Serological cross-reactivities between antibodies to simian virus 40, BK virus, and JC virus assessed by virus-like-particle-based enzyme immunoassays

Abstract

Enzyme immunoassays (EIAs) for detection of serum antibodies to simian virus 40 (SV40), BK virus (BKV), and JC virus (JCV) were developed by using virus-like-particles (VLPs) produced in insect cells from recombinant baculoviruses expressing the VP1 protein of the respective virus. Rhesus macaque sera with neutralizing antibodies to SV40 showed a high level of reactivity in the SV40 VLP-based EIA, and these sera also showed lower levels of reactivity in the BKV and JCV VLP-based EIAs. Rhesus macaque sera negative for neutralizing antibodies to SV40 were negative in all three EIAs. Competitive binding assays showed that SV40 VLPs inhibited BKV reactivity. In rhesus macaque sera, high optical density (OD) values for antibodies to SV40 VLPs were correlated with high OD values for antibodies to BKV but not with high OD values for antibodies to JCV VLPs. Human sera with neutralizing antibodies to SV40 were more reactive to SV40 VLPs than human sera without neutralizing antibodies to SV40. The greater SV40 reactivities of human sera were correlated with greater reactivities to BKV VLPs but not JCV VLPs. These data suggest that cross-reactivity with BKV antibodies may account for part of the low-level SV40 reactivity seen in human sera. With their greater versatility and their suitability for large-scale testing, the VLP-based EIAs for SV40, BKV, and JCV are likely to contribute to a better understanding of the biology of these viruses.

FIG. 1.

SDS-PAGE of crude and purified SV40, BKV, and JCV VLPs (A) and transmission electron micrographs of SV40, BKV, and JCV VLPs (B). A lysate of insect cells infected with the respective VP1-expressing recombinant baculovirus (lane 2) or 5 μg of purified VLP protein (lane 3) was subjected to SDS-PAGE. Molecular weight markers (10³) are shown in lane 1. Electron micrographs of purified VLPs are shown at ×105,000 magnification. The bars correspond to 100 nm. The open arrow points to an empty particle, and the solid arrow points to a full particle.

FIG. 2.

Reactivities of SV40-neutralizing antibody-positive and -negative rhesus macaque sera in the SV40, BKV, and JCV VLP-based EIAs. Serum samples were tested for neutralizing antibodies in the SV40 plaque inhibition assay.
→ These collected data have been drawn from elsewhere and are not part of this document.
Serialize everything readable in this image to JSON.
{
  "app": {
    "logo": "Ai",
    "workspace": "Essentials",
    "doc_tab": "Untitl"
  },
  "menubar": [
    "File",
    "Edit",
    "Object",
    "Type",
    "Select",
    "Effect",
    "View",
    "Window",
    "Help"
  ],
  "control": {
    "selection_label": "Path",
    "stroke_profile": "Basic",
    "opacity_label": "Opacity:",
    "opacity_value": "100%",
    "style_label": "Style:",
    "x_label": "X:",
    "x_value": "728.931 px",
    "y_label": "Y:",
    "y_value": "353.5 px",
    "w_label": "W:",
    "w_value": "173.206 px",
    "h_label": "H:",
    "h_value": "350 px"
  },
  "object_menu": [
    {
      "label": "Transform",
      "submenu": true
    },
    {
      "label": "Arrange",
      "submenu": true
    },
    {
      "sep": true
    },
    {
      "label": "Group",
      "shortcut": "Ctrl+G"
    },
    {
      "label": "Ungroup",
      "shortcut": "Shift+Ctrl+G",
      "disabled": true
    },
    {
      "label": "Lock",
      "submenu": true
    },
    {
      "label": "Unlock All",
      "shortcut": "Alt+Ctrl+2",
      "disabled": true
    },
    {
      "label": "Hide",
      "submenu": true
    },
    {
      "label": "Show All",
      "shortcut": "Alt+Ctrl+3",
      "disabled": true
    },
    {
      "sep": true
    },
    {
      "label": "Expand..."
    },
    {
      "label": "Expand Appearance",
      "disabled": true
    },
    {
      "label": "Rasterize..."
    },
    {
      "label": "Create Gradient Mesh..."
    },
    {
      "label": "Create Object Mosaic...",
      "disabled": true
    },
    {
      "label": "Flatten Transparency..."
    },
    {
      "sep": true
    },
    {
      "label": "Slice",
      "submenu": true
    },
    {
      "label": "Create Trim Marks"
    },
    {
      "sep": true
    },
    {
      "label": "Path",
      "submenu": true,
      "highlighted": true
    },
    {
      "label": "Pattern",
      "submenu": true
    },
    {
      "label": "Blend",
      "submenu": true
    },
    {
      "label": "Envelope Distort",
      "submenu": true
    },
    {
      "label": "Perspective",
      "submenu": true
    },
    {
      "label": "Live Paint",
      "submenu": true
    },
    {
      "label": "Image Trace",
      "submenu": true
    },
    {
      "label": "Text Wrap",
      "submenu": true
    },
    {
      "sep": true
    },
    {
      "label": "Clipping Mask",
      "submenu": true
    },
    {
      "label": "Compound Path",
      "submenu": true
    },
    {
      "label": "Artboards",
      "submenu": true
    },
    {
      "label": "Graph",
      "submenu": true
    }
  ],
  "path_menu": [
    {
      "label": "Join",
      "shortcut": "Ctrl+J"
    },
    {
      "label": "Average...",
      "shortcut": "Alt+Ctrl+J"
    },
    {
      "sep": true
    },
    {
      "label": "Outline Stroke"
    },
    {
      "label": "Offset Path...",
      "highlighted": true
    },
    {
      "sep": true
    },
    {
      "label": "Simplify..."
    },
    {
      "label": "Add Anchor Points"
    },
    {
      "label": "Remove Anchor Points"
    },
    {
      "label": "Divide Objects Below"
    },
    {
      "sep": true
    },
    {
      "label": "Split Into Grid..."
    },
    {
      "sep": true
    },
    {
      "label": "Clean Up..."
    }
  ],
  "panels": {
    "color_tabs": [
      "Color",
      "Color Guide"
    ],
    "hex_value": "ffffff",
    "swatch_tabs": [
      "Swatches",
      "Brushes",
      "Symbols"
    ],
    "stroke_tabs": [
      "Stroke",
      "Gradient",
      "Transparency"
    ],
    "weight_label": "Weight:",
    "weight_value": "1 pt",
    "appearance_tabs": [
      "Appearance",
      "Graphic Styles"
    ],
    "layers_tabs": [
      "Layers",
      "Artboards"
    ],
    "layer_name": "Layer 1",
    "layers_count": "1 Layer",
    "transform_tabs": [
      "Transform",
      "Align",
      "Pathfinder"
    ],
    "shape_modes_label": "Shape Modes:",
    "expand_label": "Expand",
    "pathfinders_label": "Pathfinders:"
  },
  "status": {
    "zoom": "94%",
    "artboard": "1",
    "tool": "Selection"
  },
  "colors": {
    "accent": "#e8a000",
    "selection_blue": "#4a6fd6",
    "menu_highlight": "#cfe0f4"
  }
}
The distributions of the 17 antibody-negative serum samples (A) and 39 antibody-positive serum samples (B) are shown. The length of each box corresponds to the interquartile range, with the upper boundary of the box representing the 75th percentile and lower boundary of the box representing the 25th percentile. The horizontal line in the box indicates the median value. The lines extending upward and downward from the box mark the 10th to 90th percentile range. Outlier values are shown as closed circles.

FIG. 3.

Percent blocking of SV40 VLP reactivities of 14 rhesus macaque serum samples by SV40 and BKV VLPs. Ten serum samples from SV40-seropositive rhesus macaques that were naturally infected (samples 1 to 10) and four serum samples from SV40-seropositive macaques that were infected by experimental inoculation (samples 11 to 14) were preincubated with 3 μg of either SV40 or BKV VLP protein per ml or buffer alone and added to an SV40-coated plate. Percent blocking was calculated as 1 − OD_{buffer alone}/OD_VLP.

FIG. 4.

Percent blocking of BKV VLP reactivities of 14 rhesus macaque serum samples by SV40 and BKV VLPs. Serum samples were tested on BKV-coated plates as described in the legend to Fig. 3.

FIG. 5.

Reactivities of human sera in the SV40, BKV, and JCV VLP-based EIAs. One hundred thirty serum samples were tested in the SV40 and BKV VLP-based EIAs, and 123 serum samples were tested in the JCV VLP-based EIA. See the legend to Fig. 2 for an explanation of the box plot diagrams.

FIG. 6.

Reactivities of human sera in the BKV VLP-based EIA by quartile of SV40 reactivity. The distribution of the BKV reactivities of 130 human serum samples is plotted by quartile of SV40 seroreactivity. See the legend to Fig. 2 for an explanation of the box plot diagrams.

FIG. 7.

Reactivities of 13 SV40-neutralizing antibody-positive and 115 antibody-negative human serum samples in the SV40 VLP-based EIA. Serum samples were tested for neutralizing antibodies in the SV40 plaque inhibition assay. See the legend to Fig. 2 for an explanation of the box plot diagrams.